POLITIQUE & INSTITUTIONS — Institutions

pandémie et retour au travail

Le télétravail reste la recommandation pour plusieurs semaines



Le travail à distance reste fortement recommandé. «C’est une question de bon sens», font valoir les autorités. (Photo: Shutterstock)

Le travail à distance reste fortement recommandé. «C’est une question de bon sens», font valoir les autorités. (Photo: Shutterstock)

Les employés actuellement en télétravail vont-ils être de retour à leur bureau à partir de lundi? Certains l’espèrent puisque la première phase de déconfinement sera amorcée. Cela reste néanmoins vivement déconseillé, «au moins durant la phase 1 du plan de sortie de crise».

Après plusieurs semaines de travail à distance, pour ceux pour qui cela était possible, l’impatience gagne les employés de retrouver leur bureau, leurs collègues… Alors que la phase 1 du déconfinement débutera lundi pour certains secteurs seulement, dont celui de la construction , des entreprises pourraient battre le rappel des troupes et demander à leurs salariés de revenir sur leur lieu de travail, au bureau.

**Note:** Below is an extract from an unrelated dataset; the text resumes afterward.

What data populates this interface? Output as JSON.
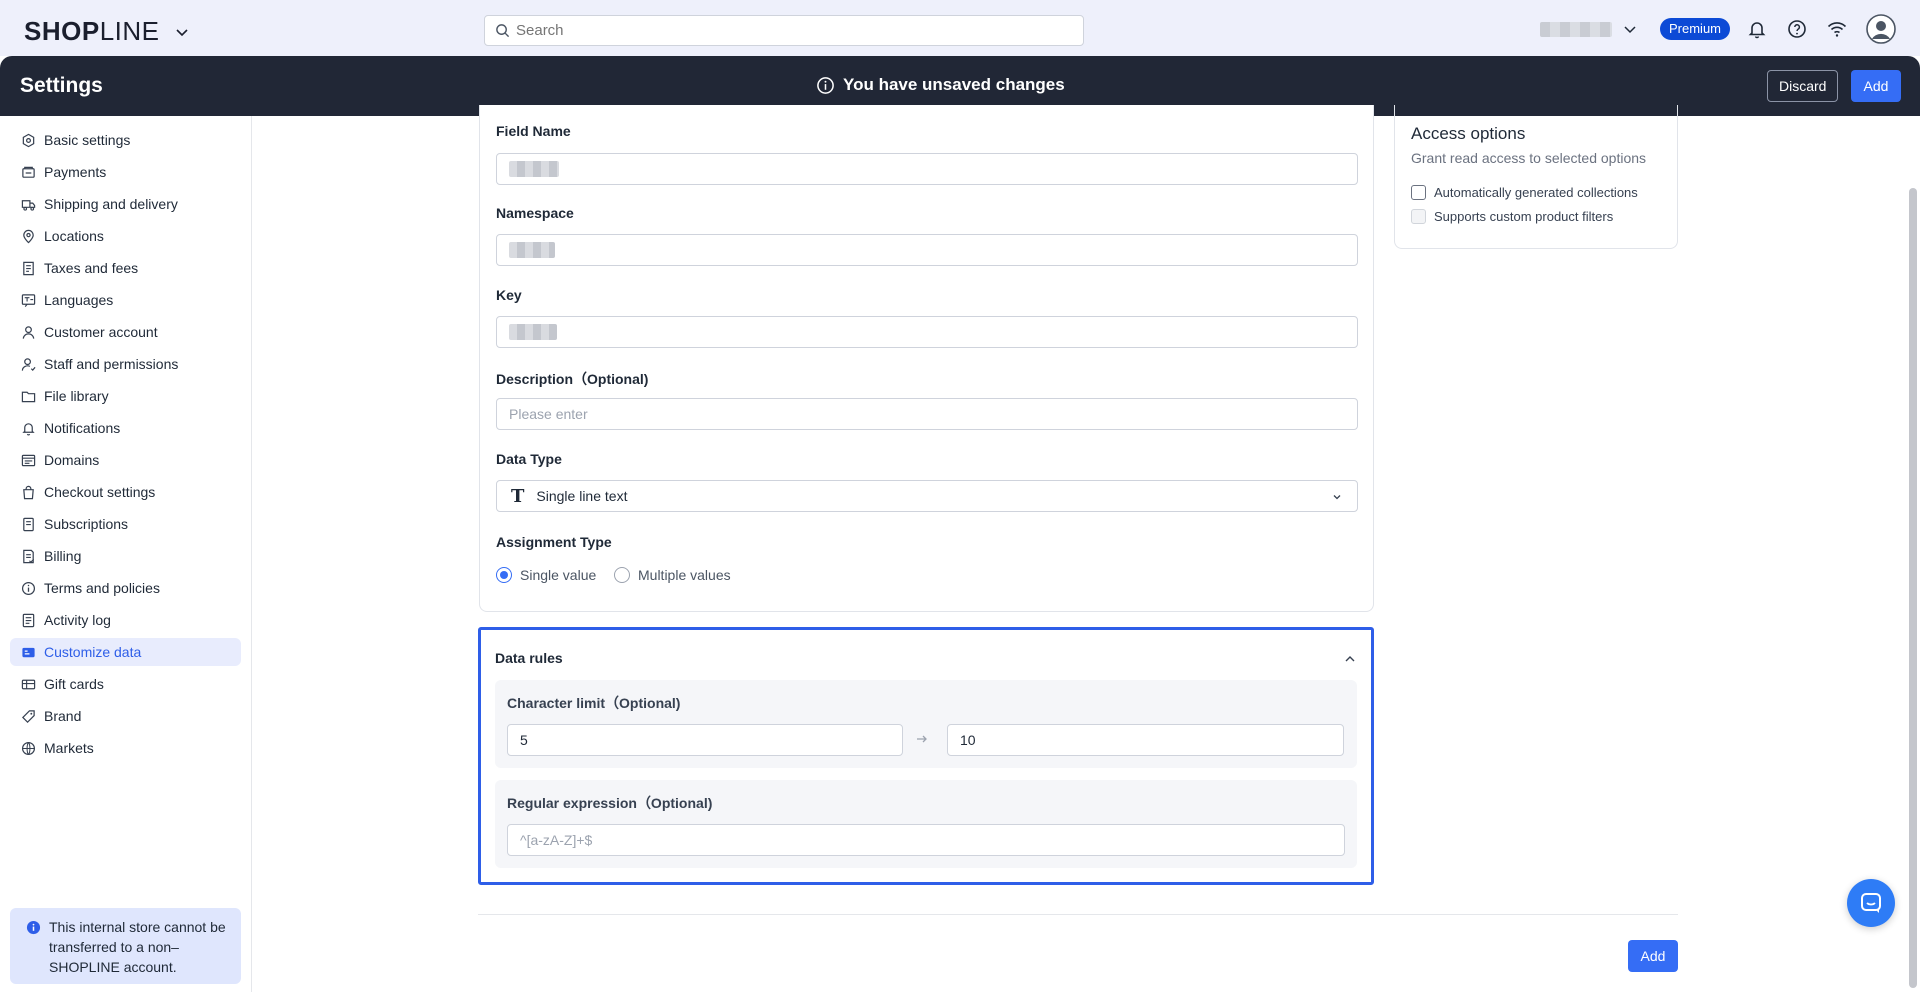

Pour la Direction de la santé, il s’agit là d’une très mauvaise idée. «Si le secteur de la construction reprend lundi, c’est avec des conditions sanitaires très strictes», rappelle le docteur Jean-Claude Schmit , directeur de la Santé. «Non seulement pour les ouvriers, mais aussi pour les employés des services administratifs de ces entreprises. La recommandation est d’ailleurs de continuer à travailler à distance si cela est possible.»

Pour les employés des entreprises privées – institutions financières, services… – et du service public, «le télétravail reste privilégié. Nous ne sommes pas sortis de la crise sanitaire. Les mesures prises par le gouvernement s’appliquent toujours

Pas avant la fin de la phase 1 de déconfinement

Le cabinet du Premier ministre, contacté par Paperjam, rappelle que, comme cela a été dit mercredi, «les sociétés, entreprises et administrations sont de manière générale encouragées à continuer de promouvoir le télétravail tout au long de la sortie du confinement».

Aucune date n’a été fixée, car, dit-on encore, la recommandation de ne pas venir sur son lieu de travail s’appliquera «au moins durant la phase 1 du plan de sortie de crise, prévue pour durer trois semaines à partir du 20 avril. Mais qui pourrait être plus longue si l’épidémie reprend de la vigueur.»

Recommandation ne signifie cependant pas interdiction: «C’est vrai, et d’ailleurs le gouvernement n’a jamais interdit de se rendre à son bureau. Mais il faut faire preuve de bon sens, car nous n’en avons pas fini avec l’épidémie, le mot d’ordre est toujours de rester chez soi et de télétravailler!»

Le ministre du Travail et vice-premier ministre Dan Kersch (LSAP) a enfoncé le clou à son tour lors d'une conférence de presse: «il est clair que les recommandations de faire du télétravail autant que possible restent d’application. C’est valable pour toutes les sociétés. Et si des choses ne peuvent être faites à la maison, il y a des règles claires. Dans son entreprise, il faut une distance de 2m entre les gens.»

La Commission de surveillance du secteur financier, par exemple, avait anticipé le message et dès ce vendredi matin, a demandé «à toutes les institutions financières tombant sous sa surveillance prudentielle de continuer à privilégier le travail à domicile jusqu’au 25 mai au moins», tout en «garantissant des conditions de sécurité informatique suffisantes».

Des directives précises données sous peu

De plus, le cabinet du Premier ministre rappelle «que l’employeur doit s’assurer de la sécurité des employés, comme l’indique le Code du travail.  Dans les entreprises, des règles sont aussi à respecter , notamment quant à la distanciation entre les gens. Prochainement, des directives précises vont d’ailleurs être données aux employeurs par le ministère du Travail.»

Enfin, la mobilité sera aussi un frein au retour dans les bureaux puisque l’offre de transports en commun reste limitée . Et le passage des frontières autorisé uniquement si l’on dispose d’une attestation de son employeur.